Pelajaran yang dapat disaring dari celoteh saya di empat paragraf tadi, ialah tentang menetapkan impian, visualisasi, strategi, berani berkomitmen dan satu lagi, melakukan “perjalanan imajiner”. Saya sering menggunakan penjelasan di atas sebagai sebuah analogi saat menjelaskan kepada klien terapi saya tentang upaya apa saja yang diperlukan seseorang untuk mencapai apa yang dia inginkan.
Pertama, tetapkan sebuah tujuan. Percayalah, target apa pun yang ingin dituju, selalu tersedia jalur imajiner menuju target itu. Memang jalur itu tidak kelihatan, tetapi ADA. Agar garis-garis imajiner jalur impian itu menjadi nyata, Anda perlu menuliskannya dan menggambarkannya layaknya sebuah peta. Apa yang Anda tuliskan di sana? Isinya tidak lain berupa tahapan-tahapan yang mendekatkan Anda kepada tujuan.
Kedua, jika tujuan sudah tertulis, yang perlu Anda lakukan berikutnya ialah menjalani prosesnya di dalam imanjinasi. Proses itu seperti sebuah film mental yang terlihat dengan jelas dan diputar berulang-ulang di dalam pikiran. Ini lah program perjalanan yang kemudian menjadi tolok ukur atau “program panduan” selama Anda menjalani prosesnya secara nyata.

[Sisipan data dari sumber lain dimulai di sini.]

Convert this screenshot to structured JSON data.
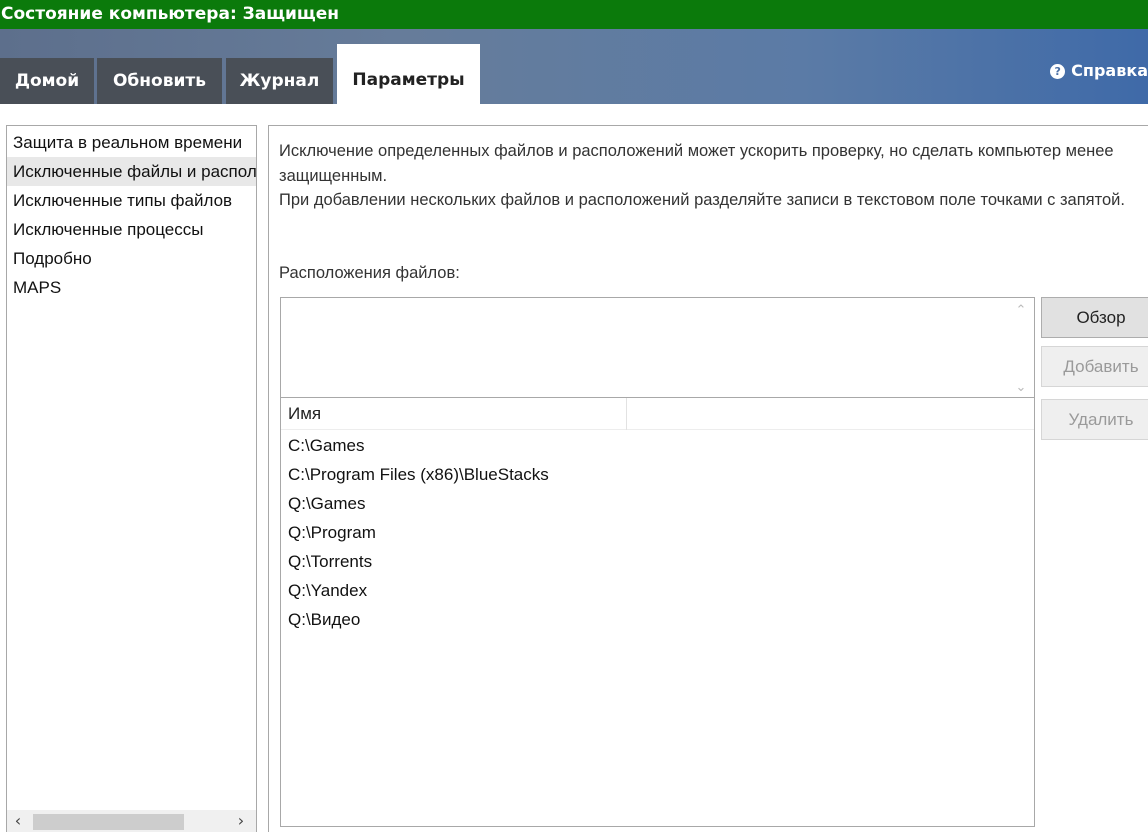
{
  "window": {
    "title": "Состояние компьютера: Защищен"
  },
  "colors": {
    "titlebar": "#0b7a0b",
    "tab_inactive": "#494f57",
    "header_gradient_start": "#5d6f8c",
    "header_gradient_end": "#3f6aa8"
  },
  "tabs": [
    {
      "label": "Домой",
      "active": false
    },
    {
      "label": "Обновить",
      "active": false
    },
    {
      "label": "Журнал",
      "active": false
    },
    {
      "label": "Параметры",
      "active": true
    }
  ],
  "help": {
    "icon": "help-icon",
    "glyph": "?",
    "label": "Справка"
  },
  "sidebar": {
    "items": [
      {
        "label": "Защита в реальном времени",
        "selected": false
      },
      {
        "label": "Исключенные файлы и расположения",
        "selected": true
      },
      {
        "label": "Исключенные типы файлов",
        "selected": false
      },
      {
        "label": "Исключенные процессы",
        "selected": false
      },
      {
        "label": "Подробно",
        "selected": false
      },
      {
        "label": "MAPS",
        "selected": false
      }
    ],
    "scroll_left": "‹",
    "scroll_right": "›"
  },
  "main": {
    "description_1": "Исключение определенных файлов и расположений может ускорить проверку, но сделать компьютер менее защищенным.",
    "description_2": "При добавлении нескольких файлов и расположений разделяйте записи в текстовом поле точками с запятой.",
    "file_locations_label": "Расположения файлов:",
    "input_value": "",
    "table": {
      "columns": [
        "Имя",
        ""
      ],
      "rows": [
        "C:\\Games",
        "C:\\Program Files (x86)\\BlueStacks",
        "Q:\\Games",
        "Q:\\Program",
        "Q:\\Torrents",
        "Q:\\Yandex",
        "Q:\\Видео"
      ]
    },
    "buttons": {
      "browse": "Обзор",
      "add": "Добавить",
      "remove": "Удалить"
    }
  }
}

Ketiga, karena tujuan sudah terprogram di benak Anda (pikiran / alam bawah sadar), maka Anda seolah-olah meng-up load program perjalanan itu ke alam semesta. Ada hukum alam yang bekerja di sini yaitu hukum Mestakung, alias Semesta Mendukung. Sebagian orang mengatakannya sebagai Law of Attraction.

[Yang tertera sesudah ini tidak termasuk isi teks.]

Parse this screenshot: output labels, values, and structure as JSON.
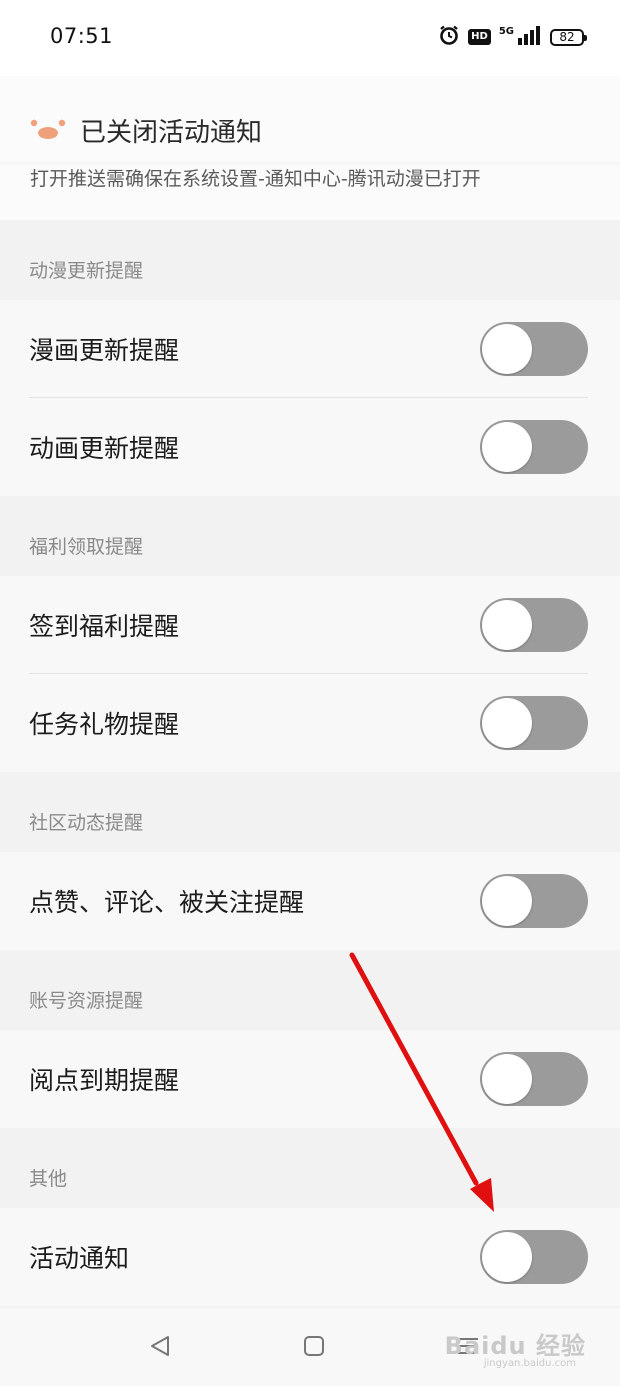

Dengan bekerjanya hukum Mestakung maka akan ada banyak kemudahan muncul untuk mendukung proses terjadinya tujuan. Anda akan menjadi sangat peka terhadap berbagai kesempatan yang memudahkan langkah sampai pada tujuan. Kalau pun di perjalanan kita mulai melenceng dari fokus, maka akan ada banyak cara untuk membuat laju Anda terhenti untuk menyadari dan melakukan koreksi agar proses perjalanan Anda terfokus kembali kepada tujuan.
Kesimpulannya, sebuah usaha mencapai apa yang kita inginkan dalam hidup ibarat sebuah perjalanan menuju ke sebuah lokasi. Kita perlu menetapkan dahulu dengan pasti ke mana tujuan kita. Ketika sudah ditetapkan, tujuan itu kemudian ter-up load ke satelit GPS miliki alam semesta, Mestakung. Satelit Mestakung ini sudah memiliki program-program traveling yang dapat merespon setiap permintaan jalur perjalanan dari suatu lokasi ke lokasi lainnya. So, ke mana pun tujuan kita sudah ada jalurnya. Agar mengetahuinya, kita harus terhubung dahulu dengan Satelit Mestakung.